2) Kognitive Verhaltenstherapie mit Erarbeiten von Zusammenhängen zwischen psychischen und körperlichen Symptomen anhand von Symptomtagebüchern sowie die Identifikation und Modifikation dysfunktionaler Kognitionen im Sinne einer kognitiven Umstrukturierung (A.T. Beck).

→ 3) Konfliktkonzentrierte Psychotherapie, aber auch

→ 4) Supportive Entspannungsübungen (z.B. Biofeedback).

→ II: Medikamentöse Therapie:

→ 1) In der Akutsituation können Benzodiazepine (z.B. Lorazepam 1-3mg oder Alprazolam 1mg) oder aber auch ß-Rezeptor-Blocker (z.B. Proranolol) appliziert werden.

→ 2) Langzeittherapie: In der Langzeittherapie der somatoformen autonomen Funktionsstörungen können SSRI wie Fluoxetin (20-40mg/d), Paroxetin (20-40mg/d) oder alternativ aber auch trizyklische Antidepressiva wie Imipramin (50-100mg/d) versucht werden.

222 Grundregeln zum Umgang mit somatoformen Patienten

 

Verlauf/Prognose:

→ I: Die somatoforme autonome Funktionsstörung neigt überwiegend zur Chronifizierung, insbesondere wenn eine diagnostische Unsicherheit mit sogenanntem „Doctor-Shopping“ besteht.
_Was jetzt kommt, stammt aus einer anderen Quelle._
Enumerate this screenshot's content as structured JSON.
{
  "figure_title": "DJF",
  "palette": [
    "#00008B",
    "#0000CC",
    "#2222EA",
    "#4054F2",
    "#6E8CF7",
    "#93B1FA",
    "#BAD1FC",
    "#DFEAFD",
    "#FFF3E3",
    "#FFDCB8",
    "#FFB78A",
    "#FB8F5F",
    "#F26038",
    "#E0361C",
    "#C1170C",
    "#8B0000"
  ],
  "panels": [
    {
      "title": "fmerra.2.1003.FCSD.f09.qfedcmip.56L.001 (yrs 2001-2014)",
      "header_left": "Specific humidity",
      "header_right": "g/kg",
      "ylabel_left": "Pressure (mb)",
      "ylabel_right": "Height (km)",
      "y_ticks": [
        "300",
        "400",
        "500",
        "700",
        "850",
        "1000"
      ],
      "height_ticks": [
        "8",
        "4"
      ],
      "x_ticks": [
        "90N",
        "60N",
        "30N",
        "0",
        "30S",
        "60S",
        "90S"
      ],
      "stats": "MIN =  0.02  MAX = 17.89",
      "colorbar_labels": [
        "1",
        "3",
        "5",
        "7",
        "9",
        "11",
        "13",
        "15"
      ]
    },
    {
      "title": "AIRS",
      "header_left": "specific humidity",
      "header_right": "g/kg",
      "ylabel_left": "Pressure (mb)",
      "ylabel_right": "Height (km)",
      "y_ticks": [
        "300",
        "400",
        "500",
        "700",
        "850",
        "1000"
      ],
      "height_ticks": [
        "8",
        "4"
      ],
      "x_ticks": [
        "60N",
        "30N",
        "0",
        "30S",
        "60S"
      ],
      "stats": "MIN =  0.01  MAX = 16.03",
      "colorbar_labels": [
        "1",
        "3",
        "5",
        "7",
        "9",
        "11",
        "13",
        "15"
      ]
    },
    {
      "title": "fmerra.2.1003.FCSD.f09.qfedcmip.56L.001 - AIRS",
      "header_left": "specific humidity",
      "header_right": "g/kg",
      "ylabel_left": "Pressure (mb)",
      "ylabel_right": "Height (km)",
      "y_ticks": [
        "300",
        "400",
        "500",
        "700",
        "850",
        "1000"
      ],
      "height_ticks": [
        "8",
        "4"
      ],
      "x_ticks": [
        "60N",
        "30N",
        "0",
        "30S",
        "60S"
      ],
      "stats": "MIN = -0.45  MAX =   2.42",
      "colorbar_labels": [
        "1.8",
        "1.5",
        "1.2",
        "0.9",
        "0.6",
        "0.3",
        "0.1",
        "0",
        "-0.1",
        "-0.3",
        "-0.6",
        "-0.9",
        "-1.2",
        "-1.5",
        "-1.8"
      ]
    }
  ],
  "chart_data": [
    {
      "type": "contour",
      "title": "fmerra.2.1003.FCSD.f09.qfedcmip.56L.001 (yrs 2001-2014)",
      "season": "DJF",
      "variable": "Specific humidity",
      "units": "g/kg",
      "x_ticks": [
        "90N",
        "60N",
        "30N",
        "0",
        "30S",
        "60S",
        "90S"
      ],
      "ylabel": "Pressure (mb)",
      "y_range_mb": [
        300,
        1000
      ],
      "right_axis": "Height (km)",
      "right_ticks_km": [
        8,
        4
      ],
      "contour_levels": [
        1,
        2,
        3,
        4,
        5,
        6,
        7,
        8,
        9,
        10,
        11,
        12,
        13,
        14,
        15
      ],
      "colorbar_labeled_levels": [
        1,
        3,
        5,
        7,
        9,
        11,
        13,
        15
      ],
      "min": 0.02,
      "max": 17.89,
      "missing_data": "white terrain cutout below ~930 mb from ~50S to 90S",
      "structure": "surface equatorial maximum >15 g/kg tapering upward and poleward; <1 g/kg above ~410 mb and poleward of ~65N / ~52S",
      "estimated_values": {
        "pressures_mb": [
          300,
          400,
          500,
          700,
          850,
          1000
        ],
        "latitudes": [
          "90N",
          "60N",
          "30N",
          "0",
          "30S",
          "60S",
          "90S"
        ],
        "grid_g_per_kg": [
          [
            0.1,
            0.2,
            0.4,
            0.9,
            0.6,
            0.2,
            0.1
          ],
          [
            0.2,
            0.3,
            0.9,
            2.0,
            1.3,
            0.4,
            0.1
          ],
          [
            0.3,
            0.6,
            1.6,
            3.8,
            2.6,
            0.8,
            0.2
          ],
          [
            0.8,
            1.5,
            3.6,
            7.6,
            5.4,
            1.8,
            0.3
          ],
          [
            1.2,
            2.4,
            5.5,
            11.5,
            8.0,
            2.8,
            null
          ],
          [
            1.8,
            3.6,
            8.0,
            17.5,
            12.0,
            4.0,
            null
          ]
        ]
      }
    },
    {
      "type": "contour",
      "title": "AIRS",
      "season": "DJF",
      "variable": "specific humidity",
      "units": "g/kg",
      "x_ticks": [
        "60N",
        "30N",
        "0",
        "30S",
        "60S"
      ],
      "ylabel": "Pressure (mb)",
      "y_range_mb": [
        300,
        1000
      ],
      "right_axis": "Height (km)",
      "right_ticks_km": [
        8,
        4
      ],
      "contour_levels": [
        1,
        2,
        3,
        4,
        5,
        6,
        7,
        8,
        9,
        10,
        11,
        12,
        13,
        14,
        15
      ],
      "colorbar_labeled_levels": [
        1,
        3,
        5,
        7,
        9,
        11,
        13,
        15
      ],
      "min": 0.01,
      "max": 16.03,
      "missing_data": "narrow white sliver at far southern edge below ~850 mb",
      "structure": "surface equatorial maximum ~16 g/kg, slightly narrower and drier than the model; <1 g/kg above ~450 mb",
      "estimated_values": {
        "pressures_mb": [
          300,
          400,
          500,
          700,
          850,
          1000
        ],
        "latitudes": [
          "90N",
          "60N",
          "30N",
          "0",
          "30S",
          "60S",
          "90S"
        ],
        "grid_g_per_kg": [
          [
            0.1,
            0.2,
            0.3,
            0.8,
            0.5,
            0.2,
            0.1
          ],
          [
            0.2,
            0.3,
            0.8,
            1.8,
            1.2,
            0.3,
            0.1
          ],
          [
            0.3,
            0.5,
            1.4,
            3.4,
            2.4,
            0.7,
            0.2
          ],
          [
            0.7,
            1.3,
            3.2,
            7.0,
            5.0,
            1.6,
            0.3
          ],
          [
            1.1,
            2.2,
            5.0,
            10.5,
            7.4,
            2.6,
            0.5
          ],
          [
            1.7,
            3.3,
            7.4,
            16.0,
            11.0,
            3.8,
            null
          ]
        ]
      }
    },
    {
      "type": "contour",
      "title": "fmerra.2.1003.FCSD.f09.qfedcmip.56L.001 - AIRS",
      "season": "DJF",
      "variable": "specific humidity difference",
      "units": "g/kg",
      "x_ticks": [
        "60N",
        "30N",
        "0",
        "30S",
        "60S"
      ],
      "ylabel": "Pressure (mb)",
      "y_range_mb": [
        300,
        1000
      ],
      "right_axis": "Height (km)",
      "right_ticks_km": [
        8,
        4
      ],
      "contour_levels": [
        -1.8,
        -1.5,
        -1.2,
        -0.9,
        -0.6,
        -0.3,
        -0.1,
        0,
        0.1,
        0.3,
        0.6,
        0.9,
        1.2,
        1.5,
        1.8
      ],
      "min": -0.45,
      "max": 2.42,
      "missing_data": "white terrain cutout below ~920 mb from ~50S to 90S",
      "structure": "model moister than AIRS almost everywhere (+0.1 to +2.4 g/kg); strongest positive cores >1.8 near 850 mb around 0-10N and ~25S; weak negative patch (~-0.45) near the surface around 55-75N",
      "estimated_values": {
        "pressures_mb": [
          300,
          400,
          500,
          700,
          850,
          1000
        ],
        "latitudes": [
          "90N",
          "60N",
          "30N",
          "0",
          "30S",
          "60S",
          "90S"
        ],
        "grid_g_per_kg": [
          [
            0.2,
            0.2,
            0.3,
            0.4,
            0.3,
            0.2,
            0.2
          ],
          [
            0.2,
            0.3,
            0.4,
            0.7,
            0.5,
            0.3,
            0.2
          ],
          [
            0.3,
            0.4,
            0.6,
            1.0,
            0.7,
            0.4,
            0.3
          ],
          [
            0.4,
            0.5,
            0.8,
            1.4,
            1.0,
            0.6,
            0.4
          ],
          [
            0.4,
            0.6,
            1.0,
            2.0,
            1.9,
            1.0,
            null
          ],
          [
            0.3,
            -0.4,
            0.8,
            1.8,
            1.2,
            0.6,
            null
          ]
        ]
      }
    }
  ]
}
Eine schwerwiegende Folge ist die psychosoziale Isolation.

→ II: Es existiert aber auch eine reaktive Form der somatoformen autonomen Funktionsstörung, die sich aufgrund von akuten Belastungen ausbildet; sie ist zumeist kurz andauernd und weist eine Spontanremission auf.

→ III: Negative Prognosefaktoren sind vor allem eine nicht selten auftretende Depression sowie die häufige Entwicklung einer Alkohol- und/oder Medikamentenabhängigkeit.